Can hospital pricing transparency help you make smarter healthcare decisions?

February 19, 2019 in Health Risk Management  •  By Miles Varn, MD
pricing transparency

There’s a new rule that requires hospitals to list the price for all the services they provide and medications they prescribe for patients in the hospital. In theory, this should give you more information that can help you figure out what your care will cost and where it makes the most economic sense to receive care. Unfortunately, that’s not how it turned out. While there’s a great deal of new information available, it can be difficult to find and nearly impossible for people outside the healthcare industry to understand.

The document that brings together this price information is called a chargemaster and it can contain tens of thousands of entries. The new rule doesn’t require that the information be written in plain language, only that it be machine readable, which means it’s in a format that a computer can process, so much of the data reads like it’s in a yet to be discovered language. For example, if you download Memorial Sloan Kettering’s chargemaster, you’ll find an Excel spreadsheet that contains 13,088 entries such as “CAP MALE/FEMALE RAIL, $765” and “BX SUBCUT SKIN/INC, $1,771”. Even if you are able to figure out the meaning of these abbreviations, the prices listed are different than the lower fees that insurers negotiate, so estimating how much you would actually pay for care is complicated at best and impossible at worst.

The goal of the hospital pricing transparency rule is to help patients understand the cost of their care and choose more wisely when deciding where to receive that care. Unfortunately, the information that is now available adds to the confusion and doesn’t help patients make one to one price comparisons when choosing where to receive care. And the rule only covers care delivered by a hospital, so patients don’t have the information they need to make price comparisons for services performed in doctor’s offices, urgent care facilities, diagnostic test sites, and outpatient surgical centers.

Better ways to get the information you need to make informed decisions about your care

Even though the new pricing transparency rule isn’t particularly helpful, there are still strategies and resources that can help you make more informed decisions about healthcare.

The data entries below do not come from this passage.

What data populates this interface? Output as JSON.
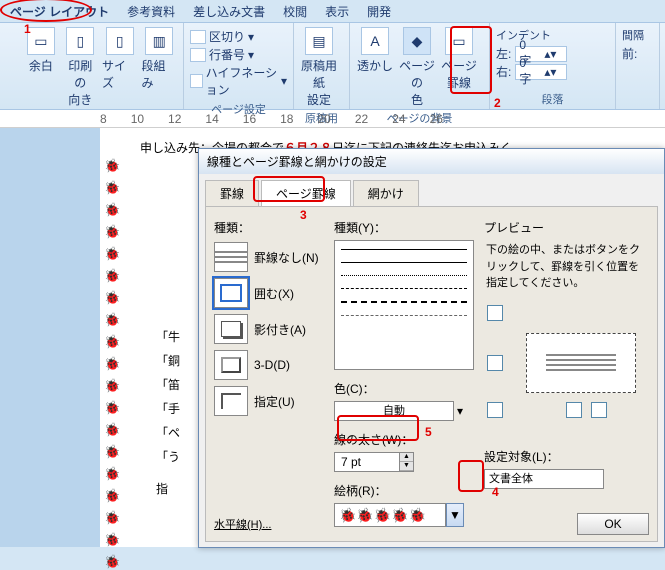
{
  "tabs": {
    "layout": "ページ レイアウト",
    "ref": "参考資料",
    "mailmerge": "差し込み文書",
    "review": "校閲",
    "view": "表示",
    "dev": "開発"
  },
  "ribbon": {
    "margin": "余白",
    "orient": "印刷の\n向き",
    "size": "サイズ",
    "columns": "段組み",
    "breaks": "区切り",
    "linenum": "行番号",
    "hyphen": "ハイフネーション",
    "grp_page": "ページ設定",
    "ms_paper": "原稿用紙\n設定",
    "grp_paper": "原稿用紙",
    "watermark": "透かし",
    "pagecolor": "ページの\n色",
    "pageborder": "ページ\n罫線",
    "grp_bg": "ページの背景",
    "indent": "インデント",
    "left": "左:",
    "right": "右:",
    "zero": "0 字",
    "spacing": "間隔",
    "before": "前:",
    "grp_para": "段落"
  },
  "ruler": [
    "8",
    "10",
    "12",
    "14",
    "16",
    "18",
    "20",
    "22",
    "24",
    "26"
  ],
  "doc": {
    "line1_a": "申し込み先：",
    "line1_b": "今場の都合で",
    "line1_c": "６月２８",
    "line1_d": "日迄に下記の連絡先迄お申込みく",
    "q1": "「牛",
    "q2": "「銅",
    "q3": "「笛",
    "q4": "「手",
    "q5": "「ペ",
    "q6": "「う",
    "q7": "指"
  },
  "dialog": {
    "title": "線種とページ罫線と網かけの設定",
    "tab_border": "罫線",
    "tab_page": "ページ罫線",
    "tab_shading": "網かけ",
    "sect_type": "種類：",
    "sect_style": "種類(Y)：",
    "sect_color": "色(C)：",
    "sect_width": "線の太さ(W)：",
    "sect_art": "絵柄(R)：",
    "t_none": "罫線なし(N)",
    "t_box": "囲む(X)",
    "t_shadow": "影付き(A)",
    "t_3d": "3-D(D)",
    "t_custom": "指定(U)",
    "color_auto": "自動",
    "width_val": "7 pt",
    "preview": "プレビュー",
    "preview_hint": "下の絵の中、またはボタンをクリックして、罫線を引く位置を指定してください。",
    "target_lbl": "設定対象(L)：",
    "target_val": "文書全体",
    "hlink": "水平線(H)...",
    "ok": "OK"
  },
  "annot": {
    "n1": "1",
    "n2": "2",
    "n3": "3",
    "n4": "4",
    "n5": "5"
  }
}
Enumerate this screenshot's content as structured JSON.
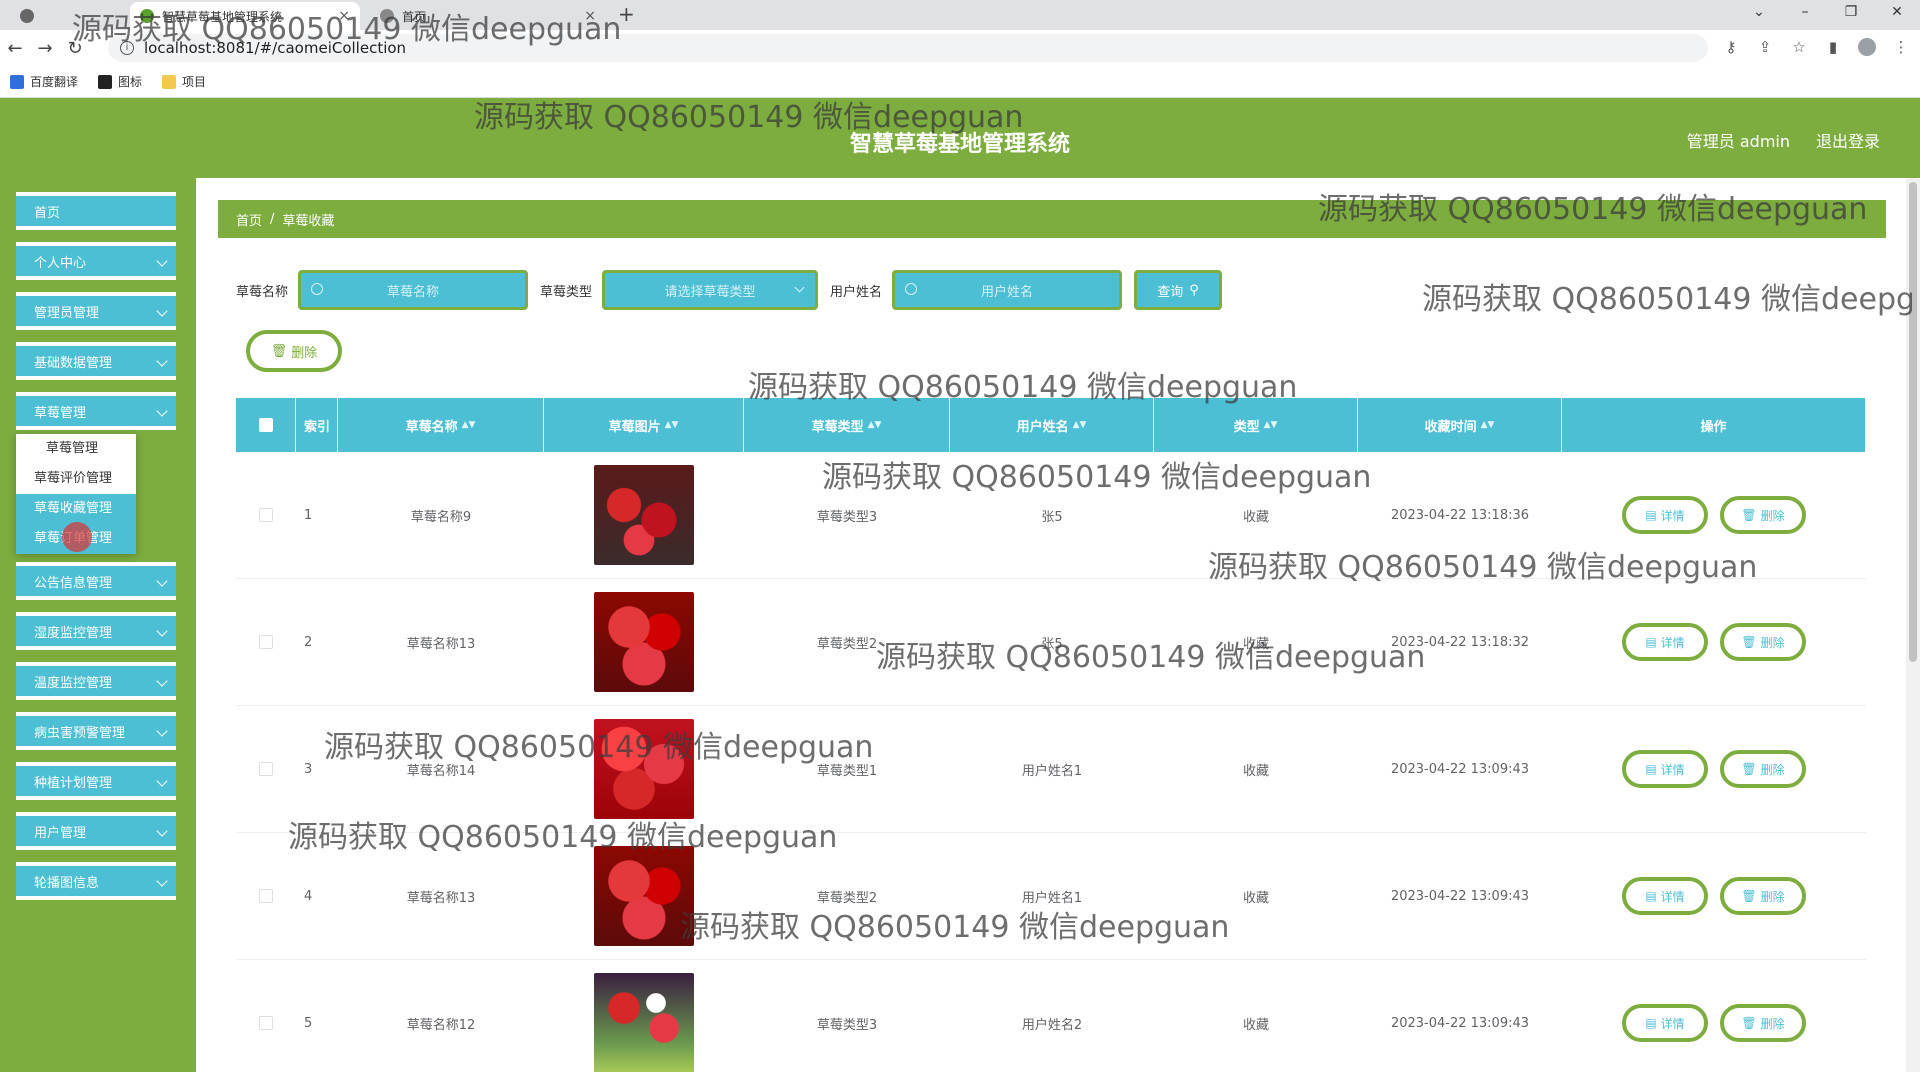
{
  "browser": {
    "tabs": [
      {
        "title": "智慧草莓基地管理系统"
      },
      {
        "title": "首页"
      }
    ],
    "new_tab_label": "+",
    "url": "localhost:8081/#/caomeiCollection",
    "bookmarks": [
      {
        "label": "百度翻译"
      },
      {
        "label": "图标"
      },
      {
        "label": "项目"
      }
    ]
  },
  "header": {
    "title": "智慧草莓基地管理系统",
    "user_label": "管理员 admin",
    "logout_label": "退出登录"
  },
  "sidebar": {
    "items": [
      {
        "label": "首页"
      },
      {
        "label": "个人中心"
      },
      {
        "label": "管理员管理"
      },
      {
        "label": "基础数据管理"
      },
      {
        "label": "草莓管理"
      },
      {
        "label": "公告信息管理"
      },
      {
        "label": "湿度监控管理"
      },
      {
        "label": "温度监控管理"
      },
      {
        "label": "病虫害预警管理"
      },
      {
        "label": "种植计划管理"
      },
      {
        "label": "用户管理"
      },
      {
        "label": "轮播图信息"
      }
    ],
    "submenu": [
      {
        "label": "草莓管理"
      },
      {
        "label": "草莓评价管理"
      },
      {
        "label": "草莓收藏管理"
      },
      {
        "label": "草莓订单管理"
      }
    ]
  },
  "breadcrumb": {
    "home": "首页",
    "separator": "/",
    "current": "草莓收藏"
  },
  "search": {
    "name_label": "草莓名称",
    "name_placeholder": "草莓名称",
    "type_label": "草莓类型",
    "type_placeholder": "请选择草莓类型",
    "user_label": "用户姓名",
    "user_placeholder": "用户姓名",
    "query_label": "查询"
  },
  "toolbar": {
    "delete_label": "删除"
  },
  "table": {
    "columns": [
      "索引",
      "草莓名称",
      "草莓图片",
      "草莓类型",
      "用户姓名",
      "类型",
      "收藏时间",
      "操作"
    ],
    "detail_label": "详情",
    "delete_label": "删除",
    "rows": [
      {
        "index": "1",
        "name": "草莓名称9",
        "type": "草莓类型3",
        "user": "张5",
        "kind": "收藏",
        "time": "2023-04-22 13:18:36"
      },
      {
        "index": "2",
        "name": "草莓名称13",
        "type": "草莓类型2",
        "user": "张5",
        "kind": "收藏",
        "time": "2023-04-22 13:18:32"
      },
      {
        "index": "3",
        "name": "草莓名称14",
        "type": "草莓类型1",
        "user": "用户姓名1",
        "kind": "收藏",
        "time": "2023-04-22 13:09:43"
      },
      {
        "index": "4",
        "name": "草莓名称13",
        "type": "草莓类型2",
        "user": "用户姓名1",
        "kind": "收藏",
        "time": "2023-04-22 13:09:43"
      },
      {
        "index": "5",
        "name": "草莓名称12",
        "type": "草莓类型3",
        "user": "用户姓名2",
        "kind": "收藏",
        "time": "2023-04-22 13:09:43"
      }
    ]
  },
  "watermark": "源码获取 QQ86050149 微信deepguan",
  "colors": {
    "green": "#7dad3f",
    "cyan": "#4cbfd4"
  }
}
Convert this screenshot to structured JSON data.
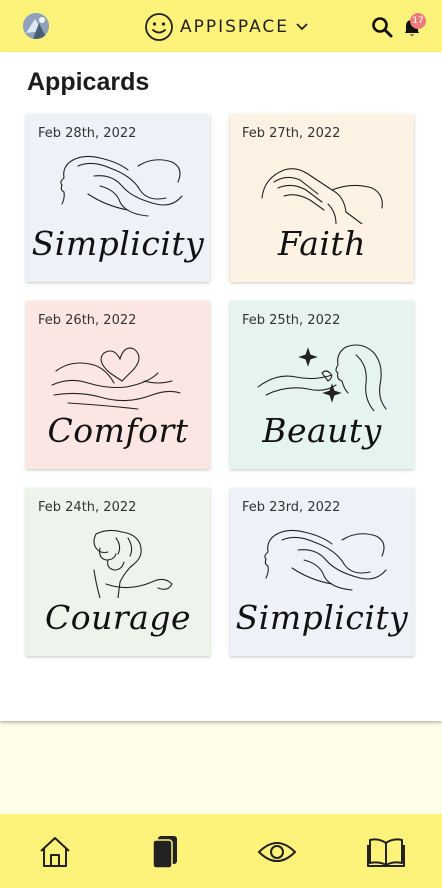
{
  "header": {
    "app_name": "APPISPACE",
    "notification_count": "17"
  },
  "page": {
    "title": "Appicards"
  },
  "cards": [
    {
      "date": "Feb 28th, 2022",
      "word": "Simplicity",
      "bg": "#eef1f7",
      "art": "face-waves"
    },
    {
      "date": "Feb 27th, 2022",
      "word": "Faith",
      "bg": "#fdf2e3",
      "art": "praying-hands"
    },
    {
      "date": "Feb 26th, 2022",
      "word": "Comfort",
      "bg": "#fbe6e4",
      "art": "heart-hug"
    },
    {
      "date": "Feb 25th, 2022",
      "word": "Beauty",
      "bg": "#e6f4f1",
      "art": "woman-sparkles"
    },
    {
      "date": "Feb 24th, 2022",
      "word": "Courage",
      "bg": "#eef4ec",
      "art": "raised-fist"
    },
    {
      "date": "Feb 23rd, 2022",
      "word": "Simplicity",
      "bg": "#eef1f7",
      "art": "face-waves"
    }
  ],
  "nav": [
    "home-icon",
    "cards-icon",
    "eye-icon",
    "book-icon"
  ],
  "colors": {
    "header_bg": "#fdf27a",
    "badge": "#ef7a7a",
    "footer_area": "#fefde8"
  }
}
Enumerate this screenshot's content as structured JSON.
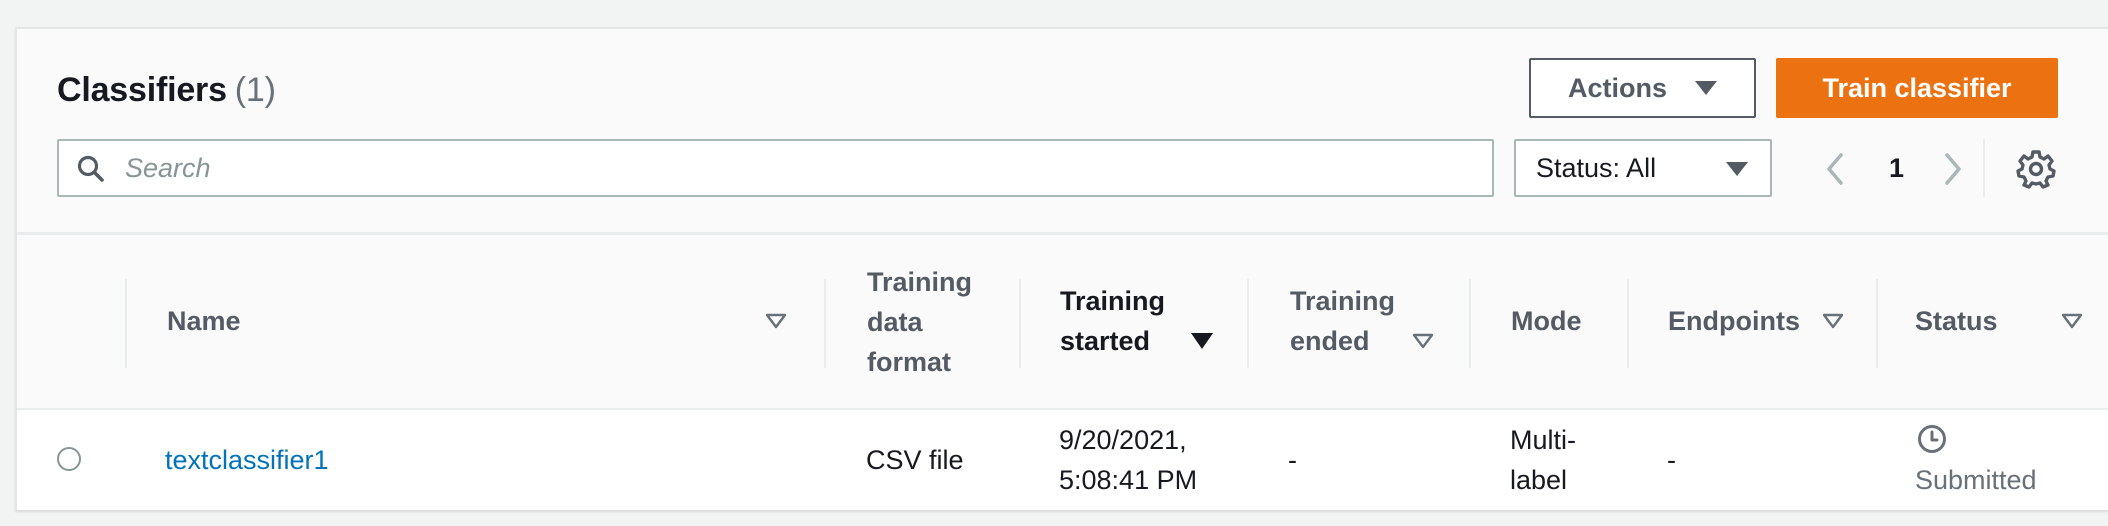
{
  "header": {
    "title": "Classifiers",
    "count": "(1)",
    "actions_label": "Actions",
    "train_label": "Train classifier"
  },
  "search": {
    "placeholder": "Search",
    "value": ""
  },
  "filter": {
    "status_label": "Status: All"
  },
  "pagination": {
    "current_page": "1"
  },
  "table": {
    "columns": [
      {
        "lines": [
          "Name"
        ]
      },
      {
        "lines": [
          "Training",
          "data",
          "format"
        ]
      },
      {
        "lines": [
          "Training",
          "started"
        ]
      },
      {
        "lines": [
          "Training",
          "ended"
        ]
      },
      {
        "lines": [
          "Mode"
        ]
      },
      {
        "lines": [
          "Endpoints"
        ]
      },
      {
        "lines": [
          "Status"
        ]
      }
    ],
    "rows": [
      {
        "name": "textclassifier1",
        "training_data_format": "CSV file",
        "training_started": [
          "9/20/2021,",
          "5:08:41 PM"
        ],
        "training_ended": "-",
        "mode": [
          "Multi-",
          "label"
        ],
        "endpoints": "-",
        "status": "Submitted",
        "status_icon": "clock-icon"
      }
    ]
  },
  "colors": {
    "primary_button": "#ec7211",
    "link": "#0073bb",
    "border": "#aab7b8",
    "text_secondary": "#545b64"
  },
  "icons": {
    "search": "search-icon",
    "settings": "gear-icon",
    "prev": "chevron-left-icon",
    "next": "chevron-right-icon",
    "sort": "sort-caret-icon",
    "dropdown": "caret-down-icon"
  }
}
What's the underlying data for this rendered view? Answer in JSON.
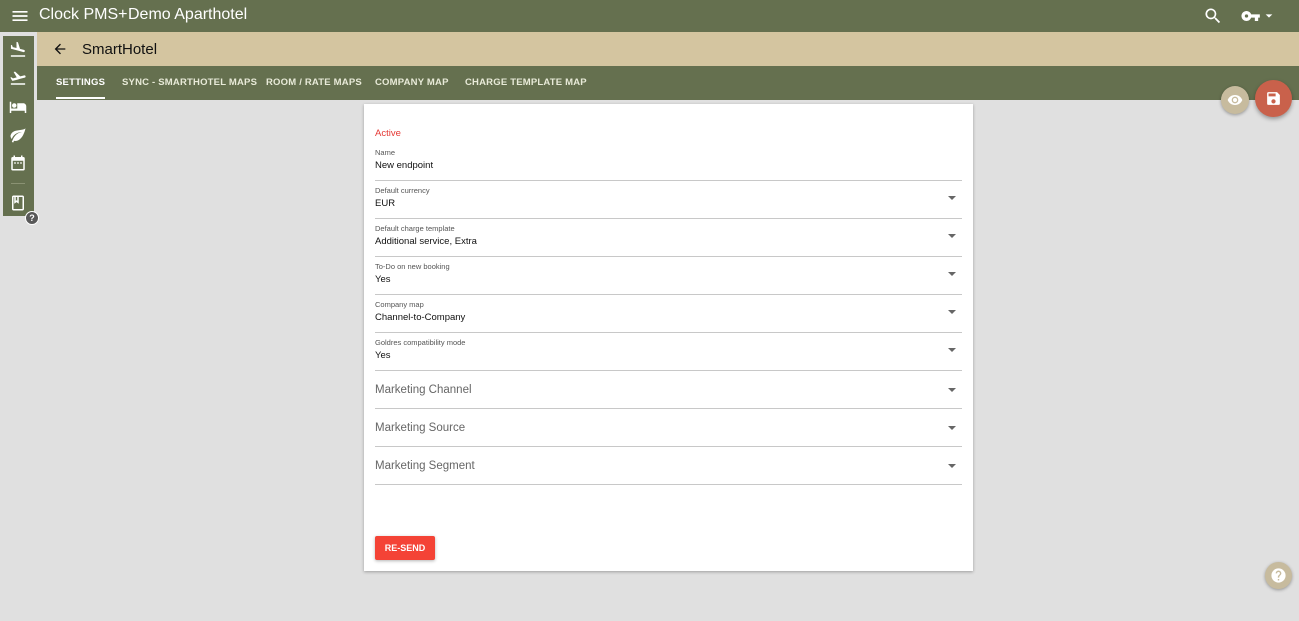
{
  "app": {
    "brand": "Clock PMS+",
    "hotel": "Demo Aparthotel"
  },
  "header": {
    "title": "SmartHotel"
  },
  "tabs": [
    {
      "label": "SETTINGS"
    },
    {
      "label": "SYNC - SMARTHOTEL MAPS"
    },
    {
      "label": "ROOM / RATE MAPS"
    },
    {
      "label": "COMPANY MAP"
    },
    {
      "label": "CHARGE TEMPLATE MAP"
    }
  ],
  "sidenav": [
    "arrivals-icon",
    "departures-icon",
    "bed-icon",
    "leaf-icon",
    "calendar-icon",
    "book-icon"
  ],
  "form": {
    "status": "Active",
    "name": {
      "label": "Name",
      "value": "New endpoint"
    },
    "currency": {
      "label": "Default currency",
      "value": "EUR"
    },
    "charge_template": {
      "label": "Default charge template",
      "value": "Additional service, Extra"
    },
    "todo": {
      "label": "To-Do on new booking",
      "value": "Yes"
    },
    "company_map": {
      "label": "Company map",
      "value": "Channel-to-Company"
    },
    "goldres": {
      "label": "Goldres compatibility mode",
      "value": "Yes"
    },
    "marketing_channel": {
      "placeholder": "Marketing Channel"
    },
    "marketing_source": {
      "placeholder": "Marketing Source"
    },
    "marketing_segment": {
      "placeholder": "Marketing Segment"
    },
    "resend_label": "RE-SEND"
  },
  "colors": {
    "topbar": "#65704f",
    "subheader": "#d4c5a0",
    "accent_red": "#f44336",
    "save_fab": "#c9614b"
  }
}
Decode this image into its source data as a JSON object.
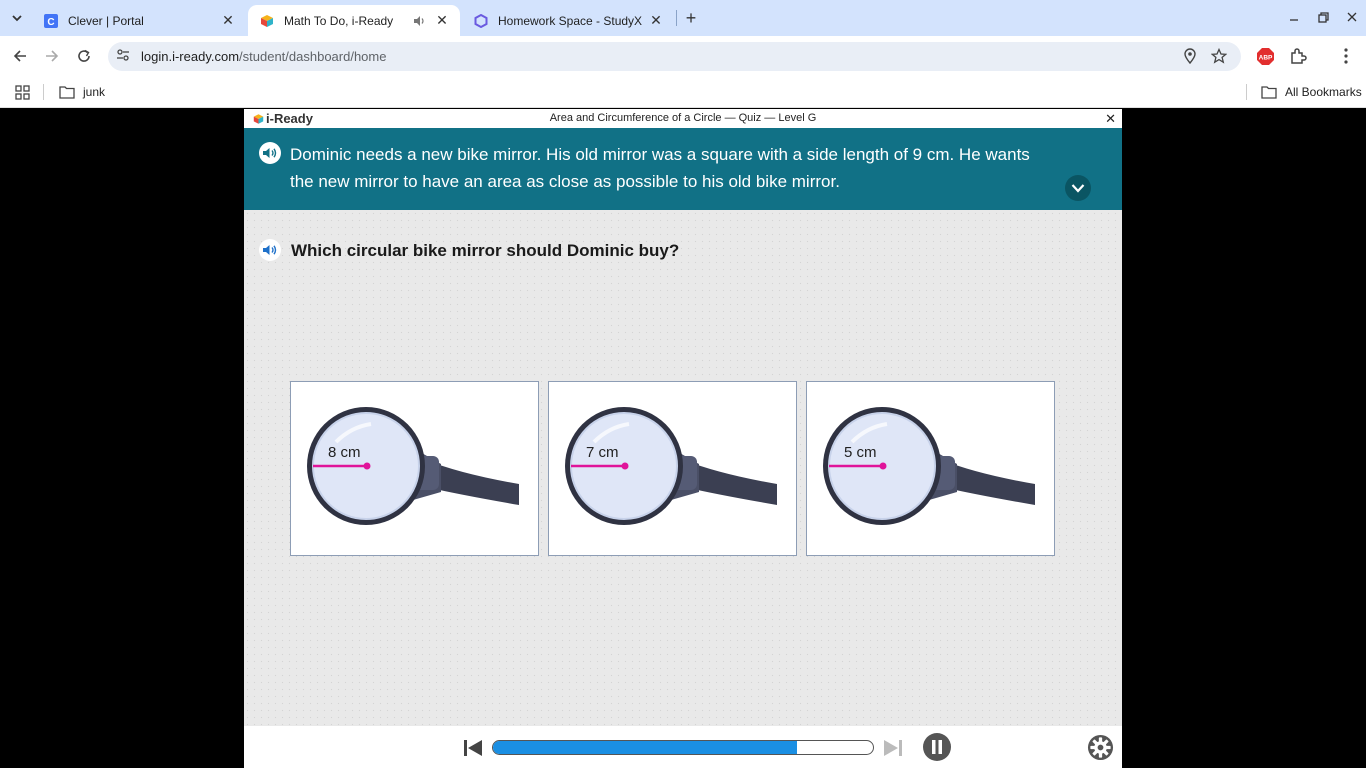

  • Seek a second opinion: Wrong diagnoses, inappropriate treatments (treatments that don’t meet the evidence-based standard of care), and medical errors can all lead to poorer health outcomes and drive up your healthcare costs. A second opinion from an experienced specialist can help you avoid those issues and can confirm or change your diagnosis, suggest other treatment options, and pinpoint misdiagnoses, especially in the case of serious and complex conditions like cancer, autoimmune disease, and back and joint problems. In fact, a Mayo Clinic study found that 88% of people who sought a second opinion from the hospital’s physicians for a complex medical condition received a new or refined diagnosis. Your health insurance plan may include a second opinion program or you can seek one online or with the help of a health advisor.
  • Make sure your care is coordinated: Duplicate testing and medical care is another way your healthcare dollars can be wasted. When communication between healthcare providers is inconsistent or medical records aren’t updated and shared with all the physicians you see, you may be at risk for repeat testing. Find out if your benefits plan offers care coordination through a case manager or health advisor to lower the risk of unneeded, repeat testing and prescriptions that can cause potentially dangerous interactions. Another key is the review and coordination of medical records, which is especially important if you see multiple physicians. Medical records management can include review of your records by an RN or physician, consolidation of a comprehensive medical record, and the creation of a secure electronic medical record that can be shared with all treating physicians. That can be especially important in an emergency or if you fall ill or are injured while traveling.
  • Choose the right place to receive care: While you can have a colonoscopy, medication infusion, or a range of common surgical procedures at a hospital, that may not always be the most appropriate or cost effective place to receive care. A care manager or advisor can explain the options for where you can receive the care you need (hospital, outpatient surgery center, doctor’s office). The right choice can have a big impact on your out of pocket costs.
  • Make sure your medical bills are accurate: Experts estimate that between 30% and 80% of medical bills contain errors that increase costs. There are many different causes of these errors, including the use of the incorrect billing codes and use of out of network healthcare providers. Find out if your benefits plan includes a medical billing review and negotiation firm or review your own bills to make sure what you’re being charged for is what you received.